Prince Albert of Saxe-Coburg-Gotha, Queen Camilla, Queen Consort, Queen Mary, Queen Mary's Crown, Queen Victoria, The Great Exhibition, The Koh-i-Noor Diamond
Today Buckingham Palace announced that Queen Camilla will wear the gold and silver crown once worn by Queen Mary at her Coronation in 1911 with King George V.
Generally a new Queen Consort will have a new crown made for her for her coronation. However, Her Majesty the Queen has opted to use Queen Mary’s crown instead and have it modified to reflect “the Consort’s individual style.”
By selecting Queen Mary’s crown it will be the first time
since the 18th century that a Queen Consort’s crown has been re-used. The last time this occurred was when Queen Caroline (born a Princess of Brandenburg-Ansbach) and consort of King George II of Great Britain wore the crown made for Mary of Modena, who was the consort of King James II-VII of England, Scotland and Ireland.
Queen Mary’s crown has eight arches around the crown and part of it’s modification four of the arches will be removed. The crown will also be reset with the famous Cullinan III, IV, and V diamonds that the Queen Elizabeth II often wore as brooches.
One rather large piece of jewelry that will be absent from the crown is the highly controversial Koh-i-Noor diamond. This large 105.6 carat diamond has multiple conflicting legends on the origin of the diamond.
However, in the words of the colonial administrator Theo Metcalfe, there is “very meagre and imperfect” evidence of the early history of the Koh-i-Noor before the 1740s, that can directly tie it to any ancient diamond.
There is no record of its original weight, but the earliest attested weight is 186 old carats (191 metric carats or 38.2 g). The first verifiable record of the diamond comes from a history by Muhammad Kazim Marvi of the 1740s Invasion of Northern India. Marvi notes that the Koh-i-Noor as being one of many stones on the Mughal Peacock Throne that Nader Shah looted from Delhi.
The diamond then changed hands between various empires in south and west Asia, until being given to Queen Victoria after the British East India Company’s annexation of the Punjab region in 1849, during the reign of the then 11-year-old Maharaja of the Sikh Empire Duleep Singh, who had previously possessed the stone.
Originally, the stone was of a similar cut to other Mughal-era diamonds, like the Daria-i-Noor, which are now in the Iranian Crown Jewels.
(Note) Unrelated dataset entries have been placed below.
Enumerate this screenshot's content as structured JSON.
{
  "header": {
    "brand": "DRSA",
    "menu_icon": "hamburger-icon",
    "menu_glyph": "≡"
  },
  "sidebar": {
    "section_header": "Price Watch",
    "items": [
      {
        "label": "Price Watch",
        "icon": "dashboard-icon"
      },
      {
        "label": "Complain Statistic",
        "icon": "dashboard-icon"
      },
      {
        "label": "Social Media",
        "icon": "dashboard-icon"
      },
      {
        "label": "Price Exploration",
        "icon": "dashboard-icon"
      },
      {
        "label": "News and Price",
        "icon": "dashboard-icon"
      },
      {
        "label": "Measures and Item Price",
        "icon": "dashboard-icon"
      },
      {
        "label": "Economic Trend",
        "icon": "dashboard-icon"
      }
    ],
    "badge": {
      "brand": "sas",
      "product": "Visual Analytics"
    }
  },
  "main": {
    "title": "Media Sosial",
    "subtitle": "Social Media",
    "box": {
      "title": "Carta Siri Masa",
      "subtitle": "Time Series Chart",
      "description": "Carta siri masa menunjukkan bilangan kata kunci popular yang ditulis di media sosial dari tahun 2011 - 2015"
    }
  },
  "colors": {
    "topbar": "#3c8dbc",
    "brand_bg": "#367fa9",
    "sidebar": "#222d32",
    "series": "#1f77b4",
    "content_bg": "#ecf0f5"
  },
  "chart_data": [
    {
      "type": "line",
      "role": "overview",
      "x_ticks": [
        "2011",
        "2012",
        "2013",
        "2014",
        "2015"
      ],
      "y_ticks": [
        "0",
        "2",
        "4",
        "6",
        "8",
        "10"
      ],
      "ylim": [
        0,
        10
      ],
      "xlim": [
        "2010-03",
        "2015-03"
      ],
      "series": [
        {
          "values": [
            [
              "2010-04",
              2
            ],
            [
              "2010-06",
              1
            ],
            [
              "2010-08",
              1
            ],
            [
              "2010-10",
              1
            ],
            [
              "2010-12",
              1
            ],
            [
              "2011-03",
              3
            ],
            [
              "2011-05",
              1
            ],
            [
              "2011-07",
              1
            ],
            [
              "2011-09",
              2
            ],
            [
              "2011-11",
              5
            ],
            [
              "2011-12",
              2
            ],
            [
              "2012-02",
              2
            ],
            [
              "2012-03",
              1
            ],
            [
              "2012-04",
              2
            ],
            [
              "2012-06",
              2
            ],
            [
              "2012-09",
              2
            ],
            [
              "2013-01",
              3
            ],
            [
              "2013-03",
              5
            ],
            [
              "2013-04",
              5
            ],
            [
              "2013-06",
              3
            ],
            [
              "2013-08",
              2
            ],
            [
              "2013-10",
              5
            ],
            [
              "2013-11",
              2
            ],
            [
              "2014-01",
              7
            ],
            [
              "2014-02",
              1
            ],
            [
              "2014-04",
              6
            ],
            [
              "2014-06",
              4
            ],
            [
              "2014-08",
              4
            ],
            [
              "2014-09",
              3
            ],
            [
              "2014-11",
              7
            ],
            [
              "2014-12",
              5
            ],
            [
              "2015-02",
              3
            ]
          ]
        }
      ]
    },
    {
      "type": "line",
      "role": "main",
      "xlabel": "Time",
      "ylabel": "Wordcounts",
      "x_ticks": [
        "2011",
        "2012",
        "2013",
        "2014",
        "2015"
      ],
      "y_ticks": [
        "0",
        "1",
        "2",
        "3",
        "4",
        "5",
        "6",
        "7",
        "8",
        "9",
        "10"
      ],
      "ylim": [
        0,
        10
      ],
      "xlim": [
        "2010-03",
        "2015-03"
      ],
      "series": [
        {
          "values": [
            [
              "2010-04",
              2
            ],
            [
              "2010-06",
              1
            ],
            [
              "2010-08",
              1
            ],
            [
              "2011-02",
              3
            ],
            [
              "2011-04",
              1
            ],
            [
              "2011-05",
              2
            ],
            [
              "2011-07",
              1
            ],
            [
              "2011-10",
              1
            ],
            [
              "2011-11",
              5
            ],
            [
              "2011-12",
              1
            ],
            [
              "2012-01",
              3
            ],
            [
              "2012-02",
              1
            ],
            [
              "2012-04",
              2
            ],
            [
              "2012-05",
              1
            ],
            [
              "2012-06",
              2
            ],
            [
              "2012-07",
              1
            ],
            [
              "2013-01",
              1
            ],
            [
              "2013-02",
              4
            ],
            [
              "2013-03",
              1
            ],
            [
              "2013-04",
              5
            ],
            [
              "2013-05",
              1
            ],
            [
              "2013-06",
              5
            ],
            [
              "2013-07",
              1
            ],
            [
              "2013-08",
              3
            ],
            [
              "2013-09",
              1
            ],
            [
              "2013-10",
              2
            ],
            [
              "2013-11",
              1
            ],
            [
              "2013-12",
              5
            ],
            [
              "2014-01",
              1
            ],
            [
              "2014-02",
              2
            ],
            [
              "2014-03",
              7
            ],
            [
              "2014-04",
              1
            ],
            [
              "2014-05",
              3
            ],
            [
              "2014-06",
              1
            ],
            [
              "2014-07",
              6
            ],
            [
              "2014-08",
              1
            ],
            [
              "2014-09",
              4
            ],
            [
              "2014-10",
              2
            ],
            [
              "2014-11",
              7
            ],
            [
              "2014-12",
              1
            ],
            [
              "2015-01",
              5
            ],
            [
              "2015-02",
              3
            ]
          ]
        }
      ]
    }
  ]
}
In 1851 the Koh-i-Noor went on display at the Great Exhibition in London, but the lackluster cut failed to impress viewers. Queen Victoria’s husband, Prince Albert, ordered it to be re-cut as an oval brilliant by Coster Diamonds.
Under the supervision of Prince Albert and the Duke of Wellington, and the technical direction of the queen’s mineralogist, James Tennant, the cutting took thirty-eight days.
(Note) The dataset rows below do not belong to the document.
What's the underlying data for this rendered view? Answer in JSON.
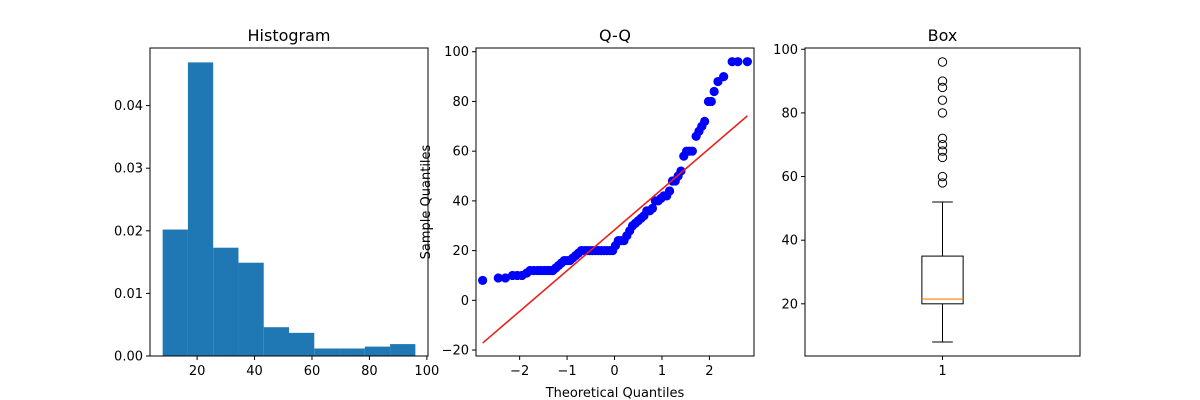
{
  "chart_data": [
    {
      "type": "bar",
      "title": "Histogram",
      "xlabel": "",
      "ylabel": "",
      "bin_edges": [
        8.0,
        16.8,
        25.6,
        34.4,
        43.2,
        52.0,
        60.8,
        69.6,
        78.4,
        87.2,
        96.0
      ],
      "values": [
        0.0202,
        0.0469,
        0.0173,
        0.0149,
        0.0046,
        0.0037,
        0.0012,
        0.0012,
        0.0015,
        0.0019
      ],
      "xlim": [
        3.6,
        100.4
      ],
      "ylim": [
        0,
        0.0492
      ],
      "xticks": [
        20,
        40,
        60,
        80,
        100
      ],
      "yticks": [
        0.0,
        0.01,
        0.02,
        0.03,
        0.04
      ],
      "ytick_labels": [
        "0.00",
        "0.01",
        "0.02",
        "0.03",
        "0.04"
      ],
      "xtick_labels": [
        "20",
        "40",
        "60",
        "80",
        "100"
      ],
      "color": "#1f77b4",
      "grid": false
    },
    {
      "type": "scatter",
      "title": "Q-Q",
      "xlabel": "Theoretical Quantiles",
      "ylabel": "Sample Quantiles",
      "points": [
        [
          -2.78,
          8
        ],
        [
          -2.45,
          9
        ],
        [
          -2.3,
          9
        ],
        [
          -2.15,
          10
        ],
        [
          -2.05,
          10
        ],
        [
          -1.95,
          10
        ],
        [
          -1.85,
          11
        ],
        [
          -1.78,
          12
        ],
        [
          -1.7,
          12
        ],
        [
          -1.62,
          12
        ],
        [
          -1.55,
          12
        ],
        [
          -1.48,
          12
        ],
        [
          -1.42,
          12
        ],
        [
          -1.36,
          12
        ],
        [
          -1.3,
          12
        ],
        [
          -1.24,
          13
        ],
        [
          -1.18,
          14
        ],
        [
          -1.12,
          15
        ],
        [
          -1.06,
          16
        ],
        [
          -1.0,
          16
        ],
        [
          -0.94,
          16
        ],
        [
          -0.88,
          17
        ],
        [
          -0.82,
          18
        ],
        [
          -0.76,
          19
        ],
        [
          -0.7,
          20
        ],
        [
          -0.64,
          20
        ],
        [
          -0.58,
          20
        ],
        [
          -0.52,
          20
        ],
        [
          -0.46,
          20
        ],
        [
          -0.4,
          20
        ],
        [
          -0.34,
          20
        ],
        [
          -0.28,
          20
        ],
        [
          -0.22,
          20
        ],
        [
          -0.16,
          20
        ],
        [
          -0.1,
          20
        ],
        [
          -0.04,
          20
        ],
        [
          0.02,
          22
        ],
        [
          0.08,
          24
        ],
        [
          0.14,
          24
        ],
        [
          0.2,
          24
        ],
        [
          0.26,
          26
        ],
        [
          0.32,
          28
        ],
        [
          0.38,
          30
        ],
        [
          0.44,
          31
        ],
        [
          0.5,
          32
        ],
        [
          0.56,
          33
        ],
        [
          0.62,
          34
        ],
        [
          0.68,
          36
        ],
        [
          0.74,
          36
        ],
        [
          0.8,
          37
        ],
        [
          0.86,
          40
        ],
        [
          0.92,
          40
        ],
        [
          0.98,
          41
        ],
        [
          1.04,
          42
        ],
        [
          1.1,
          42
        ],
        [
          1.16,
          44
        ],
        [
          1.22,
          48
        ],
        [
          1.28,
          48
        ],
        [
          1.34,
          50
        ],
        [
          1.4,
          52
        ],
        [
          1.46,
          58
        ],
        [
          1.52,
          60
        ],
        [
          1.58,
          60
        ],
        [
          1.64,
          60
        ],
        [
          1.72,
          66
        ],
        [
          1.78,
          68
        ],
        [
          1.84,
          70
        ],
        [
          1.9,
          72
        ],
        [
          1.98,
          80
        ],
        [
          2.04,
          80
        ],
        [
          2.1,
          84
        ],
        [
          2.18,
          88
        ],
        [
          2.3,
          90
        ],
        [
          2.48,
          96
        ],
        [
          2.6,
          96
        ],
        [
          2.8,
          96
        ]
      ],
      "line": [
        [
          -2.78,
          -17.2
        ],
        [
          2.8,
          74.2
        ]
      ],
      "xlim": [
        -2.92,
        2.94
      ],
      "ylim": [
        -22.4,
        101.5
      ],
      "xticks": [
        -2,
        -1,
        0,
        1,
        2
      ],
      "xtick_labels": [
        "−2",
        "−1",
        "0",
        "1",
        "2"
      ],
      "yticks": [
        -20,
        0,
        20,
        40,
        60,
        80,
        100
      ],
      "ytick_labels": [
        "−20",
        "0",
        "20",
        "40",
        "60",
        "80",
        "100"
      ],
      "point_color": "#0000ff",
      "line_color": "#e8221e",
      "grid": false
    },
    {
      "type": "box",
      "title": "Box",
      "xlabel": "",
      "ylabel": "",
      "category": "1",
      "min": 8,
      "q1": 20,
      "median": 21.5,
      "q3": 35,
      "whisker_high": 52,
      "outliers": [
        58,
        60,
        66,
        68,
        70,
        72,
        80,
        84,
        88,
        90,
        96
      ],
      "xlim": [
        0.5,
        1.5
      ],
      "ylim": [
        3.6,
        100.4
      ],
      "yticks": [
        20,
        40,
        60,
        80,
        100
      ],
      "ytick_labels": [
        "20",
        "40",
        "60",
        "80",
        "100"
      ],
      "xticks": [
        1
      ],
      "xtick_labels": [
        "1"
      ],
      "median_color": "#ff7f0e",
      "grid": false
    }
  ]
}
Prince Albert spent a total of £8,000 on the operation, which reduced the weight of the diamond from 186 old carats (191 modern carats or 38.2 g) to its current 105.6 carats (21.12 g). The stone measures 3.6 cm (1.4 in) long, 3.2 cm (1.3 in) wide, and 1.3 cm (0.5 in) deep. Brilliant-cut diamonds usually have fifty-eight facets, but the Koh-i-Noor has eight additional “star” facets around the culet, making a total of sixty-six facets.
Since arriving in the UK, it has only been worn by female members of the Royal Family. Queen Victoria wore the stone in a brooch and a circlet. After she died in 1901, it was set in the Crown of Queen Alexandra, born a Princess of Denmark and the wife of King Edward VII of the United Kingdom.
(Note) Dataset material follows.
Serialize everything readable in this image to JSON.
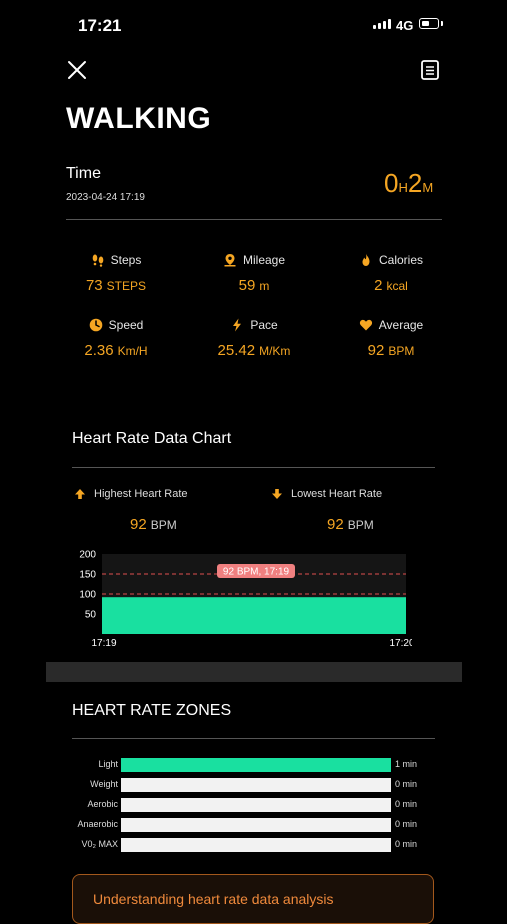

The Koh-i-Noor was transferred to the Crown of Queen Mary in 1911, and finally to the Crown of Queen Elizabeth, The Queen Mother in 1937 for her coronation.
The Koh-i-Noor has long been a subject of diplomatic controversy, with India, Pakistan, Iran, and Afghanistan all demanding its return from the UK at various points.
Because of the quadripartite dispute over the diamond’s rightful ownership, there have been various compromises suggested to bring the dispute to an end. These include dividing the diamond into four, with a piece given to each of Afghanistan, India, and Pakistan, with the final piece retained by the British Crown.
Another suggestion is that the jewel be housed in a special museum at the Wagah border between India and Pakistan. However this suggestion does not cater to Afghan claims, nor the reality of current British possession. The British Government rejects these compromises, and has stated since the end of the British Raj that the status of the diamond is ‘non-negotiable’.
A spokesman for Indian Prime Minister Narenda Modi recently said the jewel “brings back painful memories of the colonial past.”